Reminded me of the various transformer style toys that were around at the time. We had girly versions, but even so I do actually think I'd have loved that robot as the 5 year old I was at the time -- although I'd have probably broken it fairly soon after I got it.
I wonder whoever won the Electron still has theirs as I've still got mine from that time, along with my Speccy..... and then in the latter days .... my Amigas
Still have my "grey case" Speccy 128K +2, plus an A600 and A1200, the Speccy and the A1200 work perfectly (test them every couple of years), but the A600 has some wonky ports so if you so much as fart the screen output goes from colour to monochrome.
@@Bungle2010 For some reason there used to be competitions like that. There would have been some things for the competition winner to keep for themselves as well
@@simonstclare I vaguely remember competitions like that from somewhere, but tbh the only BP competitions that I specifically remember are this one (because I entered it) and the York Minster one.

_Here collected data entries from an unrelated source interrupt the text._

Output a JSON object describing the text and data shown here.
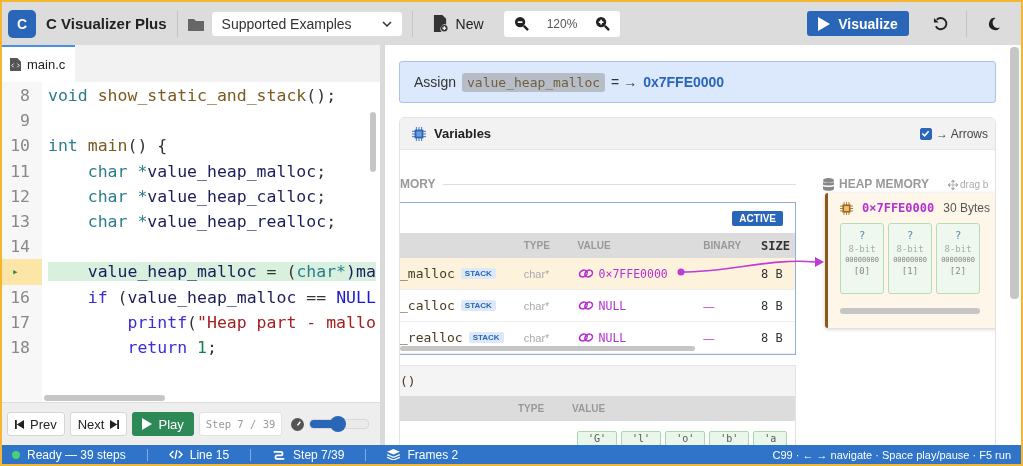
{
  "app": {
    "logo": "C",
    "title": "C Visualizer Plus"
  },
  "toolbar": {
    "example_select": "Supported Examples",
    "new_button": "New",
    "zoom": "120%",
    "visualize_button": "Visualize"
  },
  "editor": {
    "tab": {
      "label": "main.c",
      "selected": true
    },
    "lines": [
      {
        "number": "8",
        "current": false,
        "tokens": [
          {
            "kind": "kw",
            "text": "void "
          },
          {
            "kind": "fn",
            "text": "show_static_and_stack"
          },
          {
            "kind": "punct",
            "text": "();"
          }
        ]
      },
      {
        "number": "9",
        "current": false
      },
      {
        "number": "10",
        "current": false,
        "tokens": [
          {
            "kind": "kw",
            "text": "int "
          },
          {
            "kind": "fn",
            "text": "main"
          },
          {
            "kind": "punct",
            "text": "() {"
          }
        ]
      },
      {
        "number": "11",
        "current": false,
        "tokens": [
          {
            "kind": "kw",
            "text": "    char *"
          },
          {
            "kind": "id",
            "text": "value_heap_malloc"
          },
          {
            "kind": "punct",
            "text": ";"
          }
        ]
      },
      {
        "number": "12",
        "current": false,
        "tokens": [
          {
            "kind": "kw",
            "text": "    char *"
          },
          {
            "kind": "id",
            "text": "value_heap_calloc"
          },
          {
            "kind": "punct",
            "text": ";"
          }
        ]
      },
      {
        "number": "13",
        "current": false,
        "tokens": [
          {
            "kind": "kw",
            "text": "    char *"
          },
          {
            "kind": "id",
            "text": "value_heap_realloc"
          },
          {
            "kind": "punct",
            "text": ";"
          }
        ]
      },
      {
        "number": "14",
        "current": false
      },
      {
        "number": "▸",
        "current": true,
        "tokens": [
          {
            "kind": "id",
            "text": "    value_heap_malloc"
          },
          {
            "kind": "punct",
            "text": " = ("
          },
          {
            "kind": "kw",
            "text": "char*"
          },
          {
            "kind": "id",
            "text": ")ma"
          }
        ]
      },
      {
        "number": "16",
        "current": false,
        "tokens": [
          {
            "kind": "ctrl",
            "text": "    if"
          },
          {
            "kind": "punct",
            "text": " ("
          },
          {
            "kind": "id",
            "text": "value_heap_malloc"
          },
          {
            "kind": "punct",
            "text": " == "
          },
          {
            "kind": "const",
            "text": "NULL"
          }
        ]
      },
      {
        "number": "17",
        "current": false,
        "tokens": [
          {
            "kind": "ctrl",
            "text": "        printf"
          },
          {
            "kind": "punct",
            "text": "("
          },
          {
            "kind": "str",
            "text": "\"Heap part - mallo"
          }
        ]
      },
      {
        "number": "18",
        "current": false,
        "tokens": [
          {
            "kind": "ctrl",
            "text": "        return "
          },
          {
            "kind": "num",
            "text": "1"
          },
          {
            "kind": "punct",
            "text": ";"
          }
        ]
      }
    ]
  },
  "controls": {
    "prev": "Prev",
    "next": "Next",
    "play": "Play",
    "step": "Step 7 / 39",
    "speed": {
      "level": 0.47
    }
  },
  "banner": {
    "prefix": "Assign",
    "variable": "value_heap_malloc",
    "operator": "= →",
    "value": "0x7FFE0000"
  },
  "variables": {
    "title": "Variables",
    "arrows": {
      "label": "→ Arrows",
      "checked": true
    },
    "stack_label": "MORY",
    "active_frame": {
      "badge": "ACTIVE",
      "columns": [
        "TYPE",
        "VALUE",
        "BINARY",
        "SIZE"
      ],
      "rows": [
        {
          "name": "_malloc",
          "storage": "STACK",
          "type": "char*",
          "value": "0×7FFE0000",
          "size": "8 B",
          "selected": true
        },
        {
          "name": "_calloc",
          "storage": "STACK",
          "type": "char*",
          "value": "NULL",
          "binary": "—",
          "size": "8 B",
          "selected": false
        },
        {
          "name": "_realloc",
          "storage": "STACK",
          "type": "char*",
          "value": "NULL",
          "binary": "—",
          "size": "8 B",
          "selected": false
        }
      ]
    },
    "second_frame": {
      "title": "()",
      "columns": [
        "TYPE",
        "VALUE"
      ],
      "chars": [
        "'G'",
        "'l'",
        "'o'",
        "'b'",
        "'a"
      ]
    },
    "heap": {
      "label": "HEAP MEMORY",
      "hint": "drag b",
      "address": "0×7FFE0000",
      "size": "30 Bytes",
      "cells": [
        {
          "value": "?",
          "bits": "8-bit",
          "binary": "00000000",
          "index": "[0]"
        },
        {
          "value": "?",
          "bits": "8-bit",
          "binary": "00000000",
          "index": "[1]"
        },
        {
          "value": "?",
          "bits": "8-bit",
          "binary": "00000000",
          "index": "[2]"
        }
      ]
    }
  },
  "status_bar": {
    "ready": "Ready — 39 steps",
    "line": "Line 15",
    "step": "Step 7/39",
    "frames": "Frames 2",
    "hints": "C99 · ← → navigate · Space play/pause · F5 run"
  }
}
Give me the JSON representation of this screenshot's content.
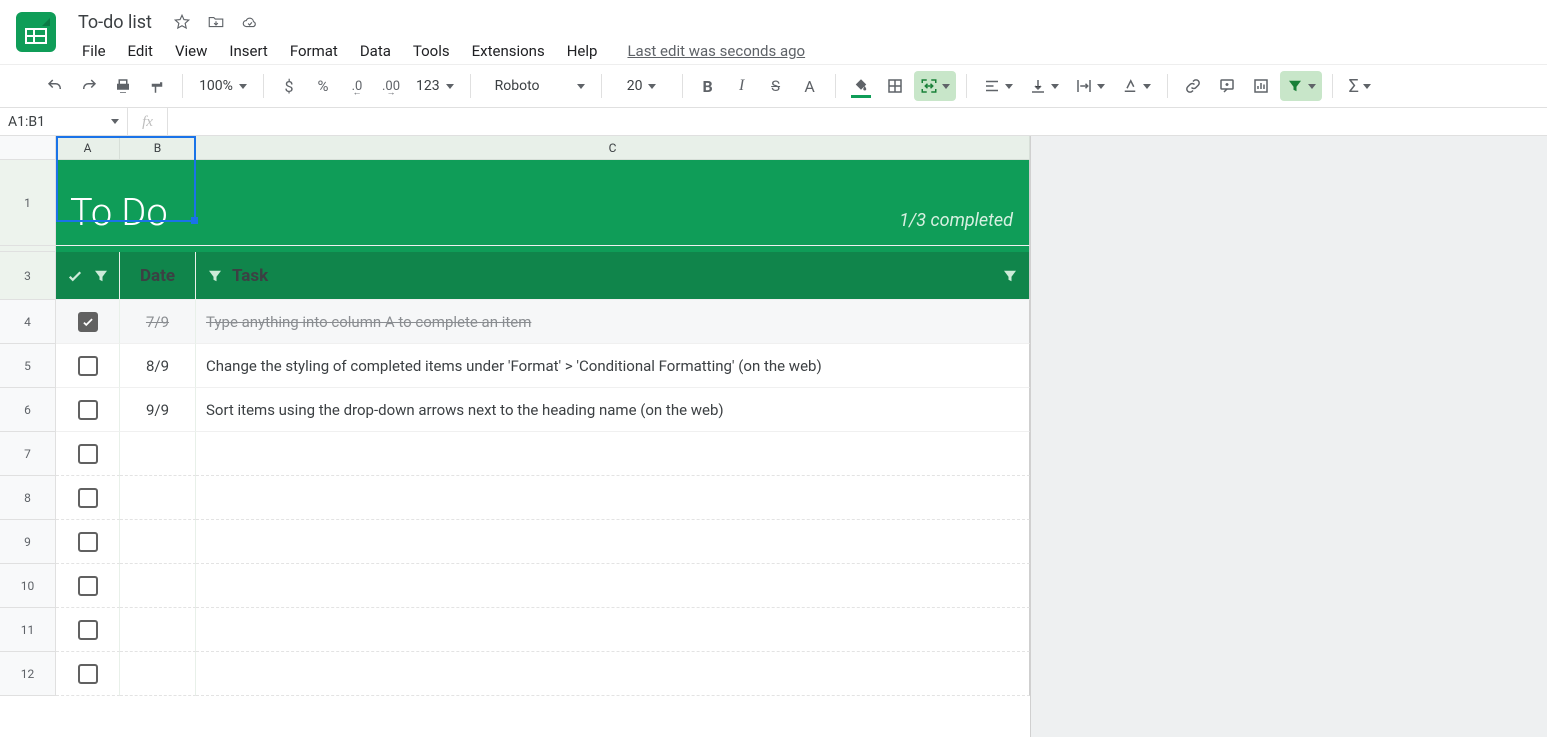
{
  "doc": {
    "title": "To-do list",
    "last_edit": "Last edit was seconds ago"
  },
  "menus": {
    "file": "File",
    "edit": "Edit",
    "view": "View",
    "insert": "Insert",
    "format": "Format",
    "data": "Data",
    "tools": "Tools",
    "extensions": "Extensions",
    "help": "Help"
  },
  "toolbar": {
    "zoom": "100%",
    "fmt123": "123",
    "font": "Roboto",
    "font_size": "20"
  },
  "namebox": "A1:B1",
  "columns": {
    "A": "A",
    "B": "B",
    "C": "C"
  },
  "rows": [
    "1",
    "",
    "3",
    "4",
    "5",
    "6",
    "7",
    "8",
    "9",
    "10",
    "11",
    "12"
  ],
  "todo": {
    "title": "To Do",
    "completed": "1/3 completed",
    "headers": {
      "date": "Date",
      "task": "Task"
    },
    "items": [
      {
        "checked": true,
        "date": "7/9",
        "task": "Type anything into column A to complete an item"
      },
      {
        "checked": false,
        "date": "8/9",
        "task": "Change the styling of completed items under 'Format' > 'Conditional Formatting' (on the web)"
      },
      {
        "checked": false,
        "date": "9/9",
        "task": "Sort items using the drop-down arrows next to the heading name (on the web)"
      },
      {
        "checked": false,
        "date": "",
        "task": ""
      },
      {
        "checked": false,
        "date": "",
        "task": ""
      },
      {
        "checked": false,
        "date": "",
        "task": ""
      },
      {
        "checked": false,
        "date": "",
        "task": ""
      },
      {
        "checked": false,
        "date": "",
        "task": ""
      },
      {
        "checked": false,
        "date": "",
        "task": ""
      }
    ]
  }
}
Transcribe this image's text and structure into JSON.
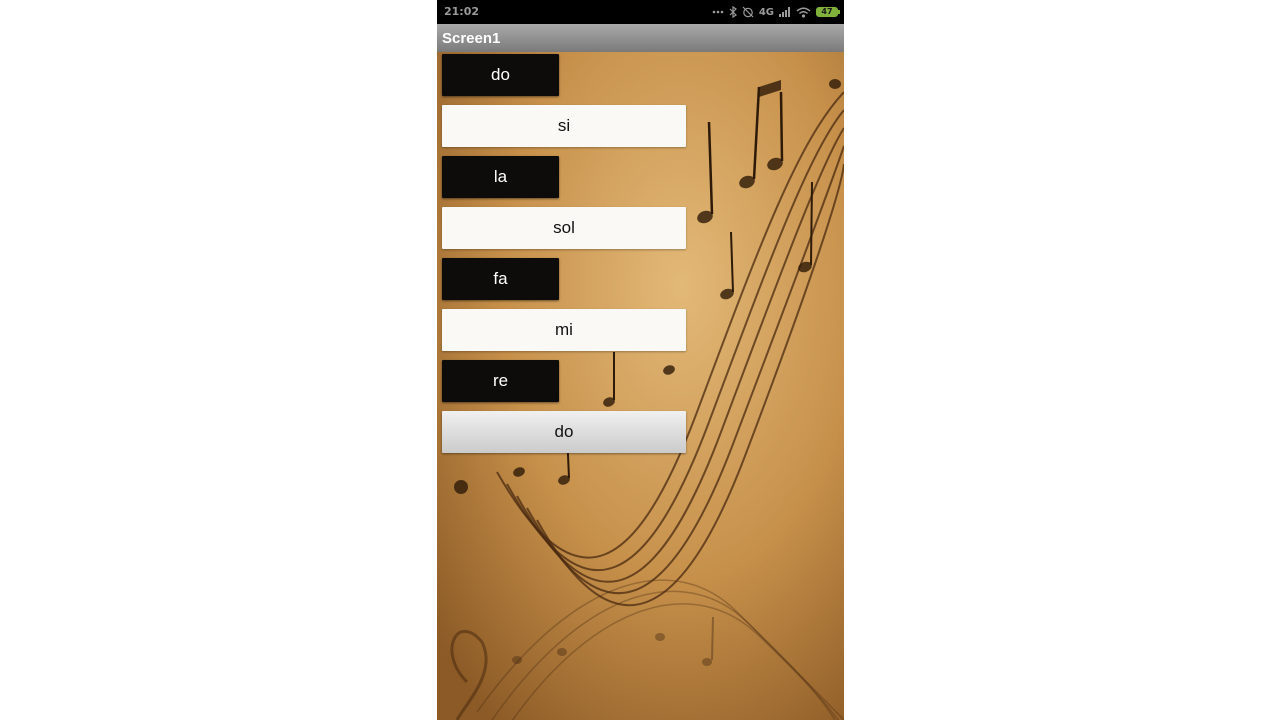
{
  "status_bar": {
    "time": "21:02",
    "network": "4G",
    "battery": "47",
    "icons": [
      "more-dots-icon",
      "bluetooth-icon",
      "alarm-off-icon",
      "signal-icon",
      "wifi-icon",
      "battery-icon"
    ]
  },
  "title_bar": {
    "title": "Screen1"
  },
  "buttons": [
    {
      "label": "do",
      "style": "dark"
    },
    {
      "label": "si",
      "style": "light"
    },
    {
      "label": "la",
      "style": "dark"
    },
    {
      "label": "sol",
      "style": "light"
    },
    {
      "label": "fa",
      "style": "dark"
    },
    {
      "label": "mi",
      "style": "light"
    },
    {
      "label": "re",
      "style": "dark"
    },
    {
      "label": "do",
      "style": "pressed"
    }
  ],
  "colors": {
    "background": "#c08a45",
    "dark_button": "#0e0c0a",
    "light_button": "#fbf9f6",
    "title_bar": "#8e8e8e",
    "status_bar": "#000000",
    "battery": "#7fb13b"
  }
}
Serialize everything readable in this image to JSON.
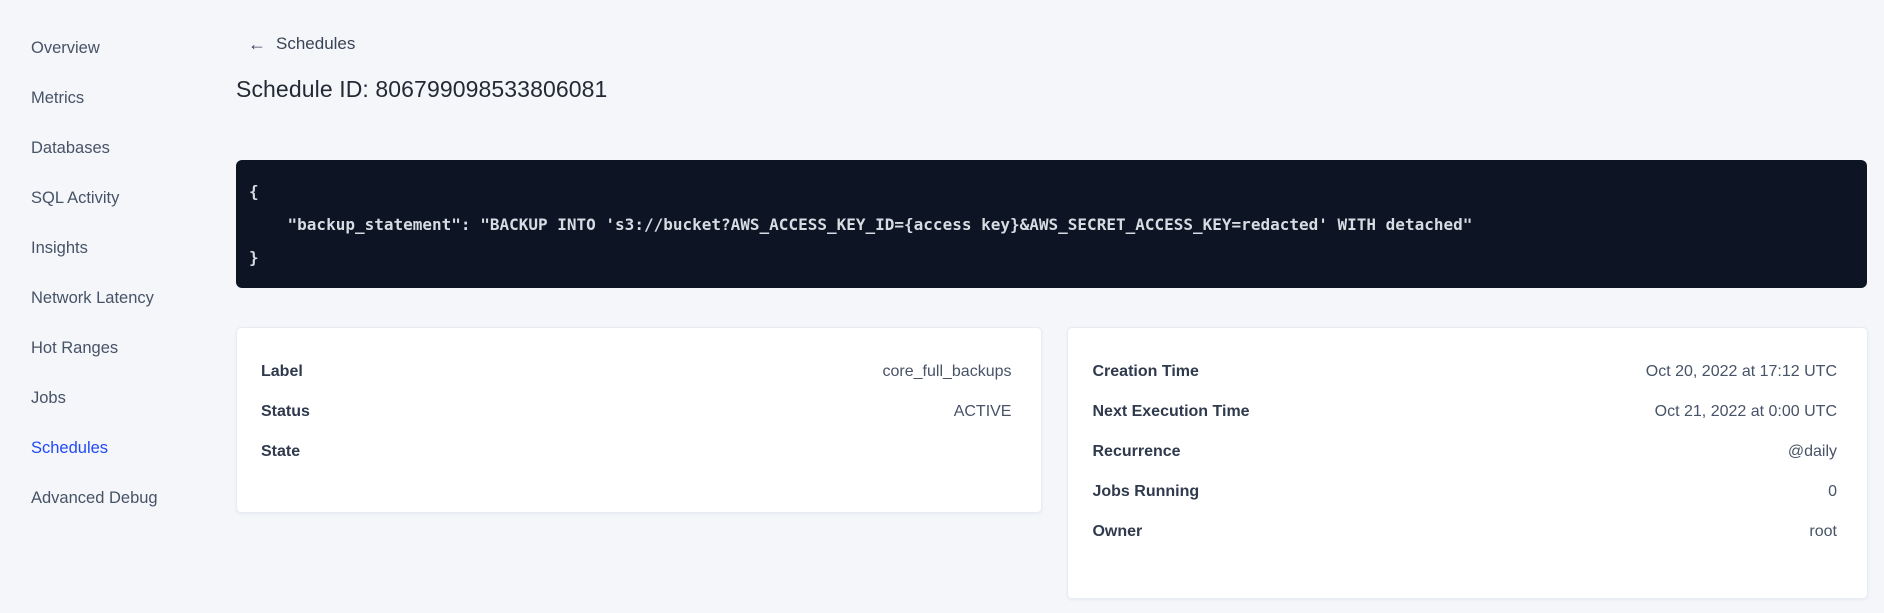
{
  "sidebar": {
    "items": [
      {
        "label": "Overview",
        "active": false
      },
      {
        "label": "Metrics",
        "active": false
      },
      {
        "label": "Databases",
        "active": false
      },
      {
        "label": "SQL Activity",
        "active": false
      },
      {
        "label": "Insights",
        "active": false
      },
      {
        "label": "Network Latency",
        "active": false
      },
      {
        "label": "Hot Ranges",
        "active": false
      },
      {
        "label": "Jobs",
        "active": false
      },
      {
        "label": "Schedules",
        "active": true
      },
      {
        "label": "Advanced Debug",
        "active": false
      }
    ]
  },
  "page": {
    "back_icon": "←",
    "back_label": "Schedules",
    "title": "Schedule ID: 806799098533806081",
    "code": {
      "lines": [
        "{",
        "    \"backup_statement\": \"BACKUP INTO 's3://bucket?AWS_ACCESS_KEY_ID={access key}&AWS_SECRET_ACCESS_KEY=redacted' WITH detached\"",
        "}"
      ]
    },
    "details_card": {
      "rows": [
        {
          "label": "Label",
          "value": "core_full_backups"
        },
        {
          "label": "Status",
          "value": "ACTIVE"
        },
        {
          "label": "State",
          "value": ""
        }
      ]
    },
    "schedule_card": {
      "rows": [
        {
          "label": "Creation Time",
          "value": "Oct 20, 2022 at 17:12 UTC"
        },
        {
          "label": "Next Execution Time",
          "value": "Oct 21, 2022 at 0:00 UTC"
        },
        {
          "label": "Recurrence",
          "value": "@daily"
        },
        {
          "label": "Jobs Running",
          "value": "0"
        },
        {
          "label": "Owner",
          "value": "root"
        }
      ]
    }
  },
  "colors": {
    "page_background": "#f4f6fa",
    "sidebar_text": "#475366",
    "active_link_blue": "#2149f5",
    "heading_text": "#242a35",
    "code_background": "#0d1525",
    "code_text": "#d7dbe2",
    "card_background": "#ffffff",
    "card_border": "#e7ecf3"
  }
}
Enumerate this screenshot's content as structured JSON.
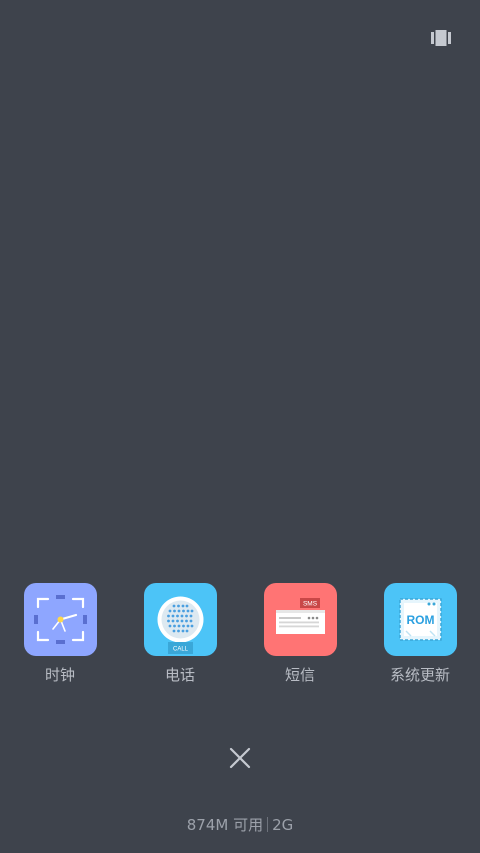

I was 3 when this was broadcast. I got into 8 bit computers a bit later, unfortunately mostly everyone was moving to 16 bit so I was the odd geeky kid writing BASIC onto cassette tapes. Not that it mattered, most of the other kids were into consoles. I spent many a happy school lunchtime playing about and programming the odd BBC micro that was still hanging around in upper school in the mid 90's. I still do it to this day, even saving on to tapes, although I usually use SD cards with these machines.
My mother did that Blue Peter logo on the Spectrum (after the BBC asked Amstrad, where my brother worked). She was rewarded with a Blue Peter badge.
Thank you @dunebasher1971 - I have very happy memories of working behind the scenes on that show. I had grown up adoring Blue Peter and it was dream come true territory to be there. I was one of the judges, along with the presenters, Ian McNaughton and Biddy Baxter. I remember it all being great fun. Watching it now I'm blown away by how old fashioned it all seems, rather like the 1940s felt in the 1980s
I just realised you made the production animations for CBBC. Quite a good gig.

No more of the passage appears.